No. Different states of consciousness have to have different states of rest. This is a triviality. (It doesn't even matter here if you are a pure materialist or believe into some dualism. All we need is that if the brain states are identical, then the corresponding states of consciousness have to be identical too.
Consider the N particle positions to be a vector in R^3N space. I was hoping it was clear what is meant by unitary here. If not, the point is that the evolution is reversible.
Since the fundamental evolution in your theory is unitary, then no collapse is possible.
If I replace your "unitary" with "reversible", then this is the old objection how one can get thermodynamic equilibrium from reversible Newtonian mechanics. Of course, pilot wave theory uses the same ideas to get, in quantum equilibrium, an equilibrium out of a reversible theory. If you think that what is done in thermodynamics is in some sense inherently wrong, then, ok, quantum equilibrium is inherently wrong in the same sense. But this is nothing I have to care much, and clearly doesn't make BM cranky.
Then please give an explicit example.
Standard QM measurement theory (with decoherence) describes how the initial state
(a_1\psi_1+a_2\psi_2)\phi evolves into a_1\psi_1(q_S)\phi_1(q_{rest})+a_2\psi_2(q_s)\phi_2(q_{rest}). Any description of Schroedingers cat uses this. We need that \phi_1,\phi_2 (the two resulting states of Schroedingers cat) have different support in qrest.

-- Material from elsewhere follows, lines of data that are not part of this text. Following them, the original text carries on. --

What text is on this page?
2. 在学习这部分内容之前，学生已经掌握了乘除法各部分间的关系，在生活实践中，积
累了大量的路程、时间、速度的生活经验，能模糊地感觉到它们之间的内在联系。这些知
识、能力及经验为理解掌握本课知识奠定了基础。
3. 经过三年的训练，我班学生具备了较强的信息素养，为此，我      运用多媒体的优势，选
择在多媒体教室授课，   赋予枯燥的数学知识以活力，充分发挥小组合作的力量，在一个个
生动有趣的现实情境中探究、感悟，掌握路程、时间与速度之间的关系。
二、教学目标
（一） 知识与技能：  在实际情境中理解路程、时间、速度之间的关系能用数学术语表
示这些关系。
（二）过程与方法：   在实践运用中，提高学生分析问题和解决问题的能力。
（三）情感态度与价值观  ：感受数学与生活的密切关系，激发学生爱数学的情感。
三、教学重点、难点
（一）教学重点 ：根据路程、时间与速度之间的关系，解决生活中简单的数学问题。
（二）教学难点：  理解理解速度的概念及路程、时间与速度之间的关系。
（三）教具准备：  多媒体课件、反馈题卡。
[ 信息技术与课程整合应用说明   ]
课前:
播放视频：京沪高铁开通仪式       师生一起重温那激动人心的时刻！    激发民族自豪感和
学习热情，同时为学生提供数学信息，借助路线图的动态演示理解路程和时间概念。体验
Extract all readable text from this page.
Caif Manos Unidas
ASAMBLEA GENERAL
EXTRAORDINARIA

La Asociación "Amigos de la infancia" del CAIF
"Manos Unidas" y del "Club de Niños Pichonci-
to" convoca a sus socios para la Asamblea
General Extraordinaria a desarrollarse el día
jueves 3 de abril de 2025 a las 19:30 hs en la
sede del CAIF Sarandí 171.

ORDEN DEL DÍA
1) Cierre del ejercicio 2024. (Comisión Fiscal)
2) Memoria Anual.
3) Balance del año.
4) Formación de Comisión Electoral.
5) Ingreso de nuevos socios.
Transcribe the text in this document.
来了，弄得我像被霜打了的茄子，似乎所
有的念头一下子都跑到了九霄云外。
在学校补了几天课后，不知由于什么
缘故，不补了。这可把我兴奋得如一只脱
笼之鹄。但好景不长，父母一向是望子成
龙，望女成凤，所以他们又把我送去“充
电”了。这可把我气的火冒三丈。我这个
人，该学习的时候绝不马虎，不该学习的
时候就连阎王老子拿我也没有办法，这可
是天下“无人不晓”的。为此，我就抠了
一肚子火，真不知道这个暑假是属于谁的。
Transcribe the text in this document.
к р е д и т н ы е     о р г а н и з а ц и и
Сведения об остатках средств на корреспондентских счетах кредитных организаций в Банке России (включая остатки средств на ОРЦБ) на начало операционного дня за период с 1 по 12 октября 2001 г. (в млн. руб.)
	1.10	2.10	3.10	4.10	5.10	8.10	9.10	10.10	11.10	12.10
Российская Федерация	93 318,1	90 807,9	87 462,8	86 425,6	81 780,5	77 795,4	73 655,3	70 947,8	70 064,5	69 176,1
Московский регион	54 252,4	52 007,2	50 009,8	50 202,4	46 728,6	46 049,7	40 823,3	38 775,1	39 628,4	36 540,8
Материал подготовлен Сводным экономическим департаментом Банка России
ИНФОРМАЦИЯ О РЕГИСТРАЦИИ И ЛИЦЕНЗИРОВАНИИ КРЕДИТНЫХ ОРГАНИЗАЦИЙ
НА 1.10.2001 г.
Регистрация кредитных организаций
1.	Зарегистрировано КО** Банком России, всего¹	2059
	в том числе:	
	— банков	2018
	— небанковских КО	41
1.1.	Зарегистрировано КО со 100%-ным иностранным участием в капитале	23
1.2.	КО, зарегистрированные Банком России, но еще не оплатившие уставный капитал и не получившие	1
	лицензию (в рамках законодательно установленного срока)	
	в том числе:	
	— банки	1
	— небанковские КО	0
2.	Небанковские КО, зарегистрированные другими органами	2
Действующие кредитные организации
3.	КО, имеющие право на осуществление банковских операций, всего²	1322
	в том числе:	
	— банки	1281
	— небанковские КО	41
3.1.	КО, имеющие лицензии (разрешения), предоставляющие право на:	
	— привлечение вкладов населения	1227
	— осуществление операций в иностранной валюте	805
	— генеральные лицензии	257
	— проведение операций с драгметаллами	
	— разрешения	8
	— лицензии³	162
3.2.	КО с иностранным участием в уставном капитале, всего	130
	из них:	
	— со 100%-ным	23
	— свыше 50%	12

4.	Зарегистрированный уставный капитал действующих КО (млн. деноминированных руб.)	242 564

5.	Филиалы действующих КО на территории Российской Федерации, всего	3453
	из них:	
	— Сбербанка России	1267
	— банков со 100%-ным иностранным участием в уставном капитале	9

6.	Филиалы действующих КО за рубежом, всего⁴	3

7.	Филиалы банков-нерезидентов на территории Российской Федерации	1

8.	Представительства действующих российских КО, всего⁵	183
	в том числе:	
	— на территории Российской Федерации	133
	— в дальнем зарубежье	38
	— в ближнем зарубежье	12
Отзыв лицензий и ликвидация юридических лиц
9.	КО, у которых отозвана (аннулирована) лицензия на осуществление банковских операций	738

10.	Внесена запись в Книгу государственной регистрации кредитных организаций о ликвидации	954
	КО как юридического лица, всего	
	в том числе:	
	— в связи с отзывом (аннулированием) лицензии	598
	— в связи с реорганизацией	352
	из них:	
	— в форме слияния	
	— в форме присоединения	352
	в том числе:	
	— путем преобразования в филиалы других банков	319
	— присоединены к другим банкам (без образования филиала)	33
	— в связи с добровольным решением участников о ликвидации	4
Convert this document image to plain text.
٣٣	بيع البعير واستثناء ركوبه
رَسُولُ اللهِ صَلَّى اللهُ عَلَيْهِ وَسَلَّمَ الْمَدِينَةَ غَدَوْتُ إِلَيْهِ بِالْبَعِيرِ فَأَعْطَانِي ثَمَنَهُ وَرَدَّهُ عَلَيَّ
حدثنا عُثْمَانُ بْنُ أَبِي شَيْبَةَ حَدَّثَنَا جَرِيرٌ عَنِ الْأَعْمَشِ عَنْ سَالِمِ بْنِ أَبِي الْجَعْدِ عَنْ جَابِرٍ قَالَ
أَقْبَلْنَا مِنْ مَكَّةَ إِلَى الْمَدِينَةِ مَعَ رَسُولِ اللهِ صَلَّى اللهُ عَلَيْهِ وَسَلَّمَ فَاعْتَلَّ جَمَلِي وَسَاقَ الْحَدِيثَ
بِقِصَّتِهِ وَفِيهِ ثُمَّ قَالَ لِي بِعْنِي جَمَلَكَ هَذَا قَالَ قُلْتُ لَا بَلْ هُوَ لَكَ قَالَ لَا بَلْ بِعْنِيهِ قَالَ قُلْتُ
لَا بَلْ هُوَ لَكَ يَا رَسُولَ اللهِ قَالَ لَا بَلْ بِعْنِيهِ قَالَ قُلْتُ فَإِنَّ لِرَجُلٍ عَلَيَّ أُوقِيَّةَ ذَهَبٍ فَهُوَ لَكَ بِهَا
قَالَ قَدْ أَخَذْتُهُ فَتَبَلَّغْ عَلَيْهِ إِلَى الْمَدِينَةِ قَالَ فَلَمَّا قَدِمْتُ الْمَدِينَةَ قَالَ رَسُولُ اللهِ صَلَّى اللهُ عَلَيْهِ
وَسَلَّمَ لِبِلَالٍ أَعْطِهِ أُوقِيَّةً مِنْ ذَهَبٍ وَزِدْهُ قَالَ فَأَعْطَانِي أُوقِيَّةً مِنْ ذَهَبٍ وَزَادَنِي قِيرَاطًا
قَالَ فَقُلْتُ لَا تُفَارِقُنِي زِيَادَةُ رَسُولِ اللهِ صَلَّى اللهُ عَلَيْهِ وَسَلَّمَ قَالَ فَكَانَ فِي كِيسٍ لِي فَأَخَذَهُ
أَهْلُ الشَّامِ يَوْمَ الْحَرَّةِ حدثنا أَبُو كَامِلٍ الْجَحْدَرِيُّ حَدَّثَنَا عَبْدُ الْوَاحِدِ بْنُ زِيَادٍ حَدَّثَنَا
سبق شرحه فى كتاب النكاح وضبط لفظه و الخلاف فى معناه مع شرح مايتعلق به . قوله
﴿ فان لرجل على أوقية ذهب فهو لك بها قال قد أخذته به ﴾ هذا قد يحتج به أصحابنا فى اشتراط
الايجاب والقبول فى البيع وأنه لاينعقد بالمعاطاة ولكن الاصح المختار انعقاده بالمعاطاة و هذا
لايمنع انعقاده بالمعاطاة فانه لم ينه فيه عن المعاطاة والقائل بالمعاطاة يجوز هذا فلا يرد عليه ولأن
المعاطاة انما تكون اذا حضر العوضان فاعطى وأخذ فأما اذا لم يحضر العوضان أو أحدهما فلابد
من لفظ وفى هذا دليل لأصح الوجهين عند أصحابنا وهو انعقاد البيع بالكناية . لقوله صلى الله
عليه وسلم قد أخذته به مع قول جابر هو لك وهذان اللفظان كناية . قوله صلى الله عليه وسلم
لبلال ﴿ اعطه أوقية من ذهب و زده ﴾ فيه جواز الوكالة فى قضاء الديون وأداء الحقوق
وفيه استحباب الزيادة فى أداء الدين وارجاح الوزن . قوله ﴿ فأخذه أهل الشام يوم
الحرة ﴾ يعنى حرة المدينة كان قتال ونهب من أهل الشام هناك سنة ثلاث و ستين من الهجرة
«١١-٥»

If you see the cat alive or dead, the state of your brain will be different if the cat is alive and if it is dead.
Now, we put the actual state of qrest into the expression and obtain or a_1\psi_1(q_S)\phi_1(q_{rest}) or a_2\psi_2(q_s)\phi_2(q_{rest}), because \phi_i(q_{rest})=0 for the other i. Above are product states, thus, if we consider only experiments related with the subsystem, it can be handled now as equivalent to one of the \psi_i(q_S).
But there is an evolution between the starting point where \phi_1=\phi_2=\phi(q_{rest}) and the final point where \phi_1\phi_2=0. During this time, the state is not in a product state, and its evolution is not unitary.
There is no tracing over all possible values of qrest to defined the intermediate state, but one always uses the actual value of qrest(t).
I've reread his paper "Nonlocal hidden-variable theories and quantum mechanics: An incompatibility theorem." and I don't see him assuming relativity anywhere. In fact he never even refers to relativity in the entire paper. As should be clear from the title, he quite explicitly allows theories with non-local interactions which violate relativity.
AFAIR the whole game was based on different notions of "before" for measurement devices in relative motion. In a theory with preferred frame, there is no such incompatibility. The relativistic "before" of a moving measurement device is simply irrelevant.
Again, from what I've read, the "equivalence" proofs of Bohmian mechanics merely show that measurements have the same distributions but doesn't prove they have the same correlations. That isn't a true proof of equivalence at all.
How can one have the same distributions on the same global configuration space and not have the same correlations? Explain. One should, of course, consider the distribution of the whole configuration, not only the traces of the distribution for the different subsystems. But of course BM considers the global distribution.